The Essential Guide to the Dharmic Religions

The Essential Guide to the Dharmic Religions

Asia is the largest and most populated continent on the globe with an extensive variety of religions. As the birthplace of many religions such as Hinduism, Buddhism, Confucianism, Islam, Jainism, Christianity, Sikhism, and Taoism, all major religions are practised across the continent and new customs are constantly developing.

Of the array of religions practised across Asia, the Dharmic religions are the oldest and most predominant and all include the concepts of dharma, karma, and reincarnation. The Dharmic religions of Hinduism, Jainism, Buddhism, and Sikhism are classified as Indian religions, all of which originated in South Asia.


Hinduism is the oldest religion in the Asia and with over 1 billion followers has the second largest number of practitioners in the region. In a demographic overview of the region, it is the most predominant religion in India with 80%, Nepal with 81%, and the island of Bali with 83.5%.

While Hinduism is primarily subdivided into 4 currents, i.e. Vaishnavism, Shaivism, Smartism, and Shaktism, with the vast majority of practitioners being categorised into these 4 groups, there are many other denominations which form part of the religion. Predating recorded history, the religion is thought to have origins in the Indus Valley Civilisation and has no one founder.

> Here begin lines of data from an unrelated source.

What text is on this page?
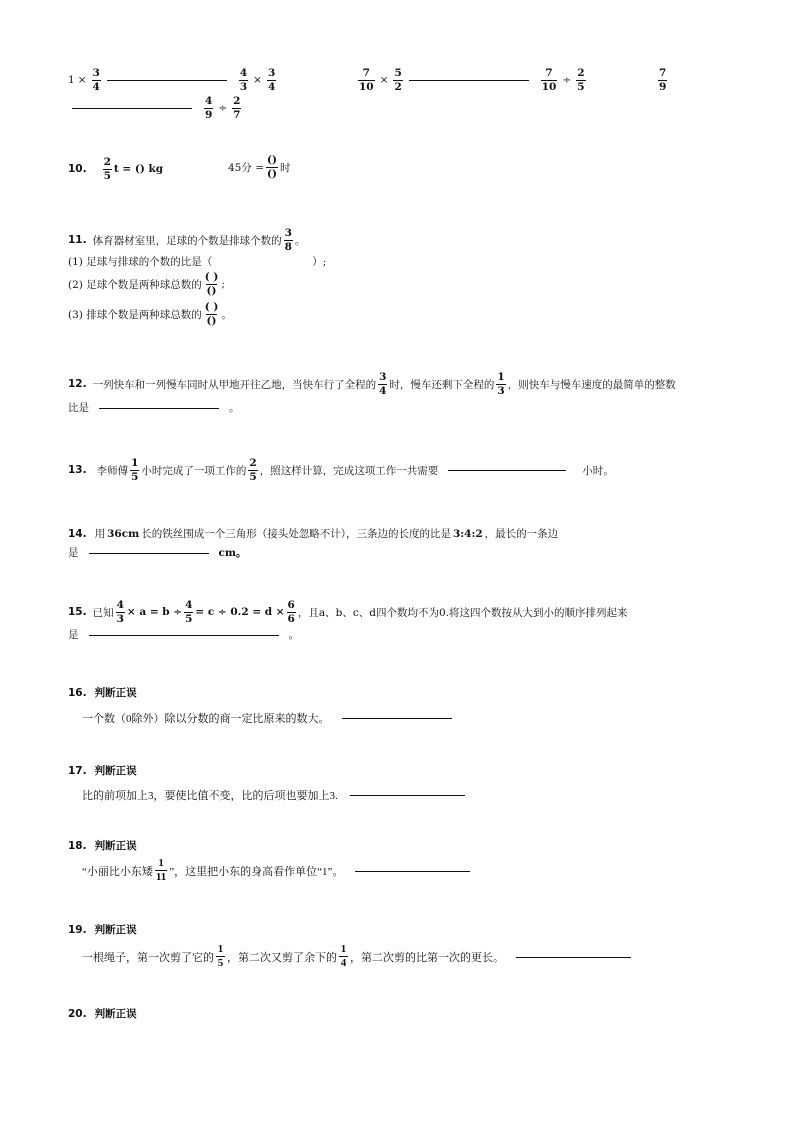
$1 \times \frac{3}{4}$	$\frac{4}{3} \times \frac{3}{4}$	$\frac{7}{10} \times \frac{5}{2}$	$\frac{7}{10} \div \frac{2}{5}$	$\frac{7}{9}$
$\frac{4}{9} \div \frac{2}{7}$
10. $\frac{2}{5}$ t = () kg	45分 = $\frac{()}{()}$ 时
11. 体育器材室里，足球的个数是排球个数的 $\frac{3}{8}$ 。
(1) 足球与排球的个数的比是（	）;
(2) 足球个数是两种球总数的 $\frac{( )}{()}$ ;
(3) 排球个数是两种球总数的 $\frac{( )}{()}$ 。
12. 一列快车和一列慢车同时从甲地开往乙地，当快车行了全程的 $\frac{3}{4}$ 时，慢车还剩下全程的 $\frac{1}{3}$ ，则快车与慢车速度的最简单的整数
比是	。
13. 李师傅 $\frac{1}{5}$ 小时完成了一项工作的 $\frac{2}{5}$ ，照这样计算，完成这项工作一共需要	小时。
14. 用 36cm 长的铁丝围成一个三角形（接头处忽略不计），三条边的长度的比是 3:4:2 ，最长的一条边
是	cm。
15. 已知 $\frac{4}{3} \times a = b \div \frac{4}{5} = c \div 0.2 = d \times \frac{6}{6}$ ，且a、b、c、d四个数均不为0.将这四个数按从大到小的顺序排列起来
是	。
16. 判断正误
一个数（0除外）除以分数的商一定比原来的数大。
17. 判断正误
比的前项加上3，要使比值不变，比的后项也要加上3.
18. 判断正误
“小丽比小东矮 $\frac{1}{11}$ ”，这里把小东的身高看作单位“1”。
19. 判断正误
一根绳子，第一次剪了它的 $\frac{1}{5}$ ，第二次又剪了余下的 $\frac{1}{4}$ ，第二次剪的比第一次的更长。
20. 判断正误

As an Indian religion, the majority of Jains can be found in India, but the numbers are steadily increasing around the world – much like the growing number of online pokies NZ players around the world. Having provided significant contributions and influence to the ethical, political, and economic spheres in India, Jains have a deep-seated tradition of scholarship and as a religious community have the highest degree of literacy in India.

Based on the teachings of Vardhaman Mahavir and 23 other Tirthankaras, the religion was historically confined to the Indian subcontinent which also houses the Jain libraries – the oldest libraries in the world.


With 12% of Asia’s population, Buddhism is the 3rd largest religion in Asia and the 4th largest religion in the world. Widely practised in Bhutan, Burma, Cambodia, Tibet, Laos, Mongolia, Sri Lanka and Thailand, the largest concentration of Buddhists reside in China with 18.2%, Japan with 36.2%, Taiwan with 35%, Macau with 17%, North Korea with 13.8%, Nepal with 10.7%, Vietnam with 10%, Singapore with 33%, Hong Kong with 15%, and South Korea with 22.9%. Ahead of the rise of Islam in Mecca and Medina at the beginning of the 7th century, Buddhism was most dominant religion practised in Central Asia, Afghanistan, Malaysia, the Philippines, and Indonesia.


As the 5th largest organised religion in the world, Sikhism has approximately 30 million practitioners and this number is growing steadily across the world. Founded by Guru Nanak Dev in the 1500s, Sikhism is a monotheistic religion that professes its roots in the Punjab region which forms part of both India and Pakistan.

This system of religious philosophy was historically known as the Gurmat or the Sikh Darm and the term Sikhism comes from the word Sikh which in turn comes from the Sanskrit word śhiṣhya or “disciple”.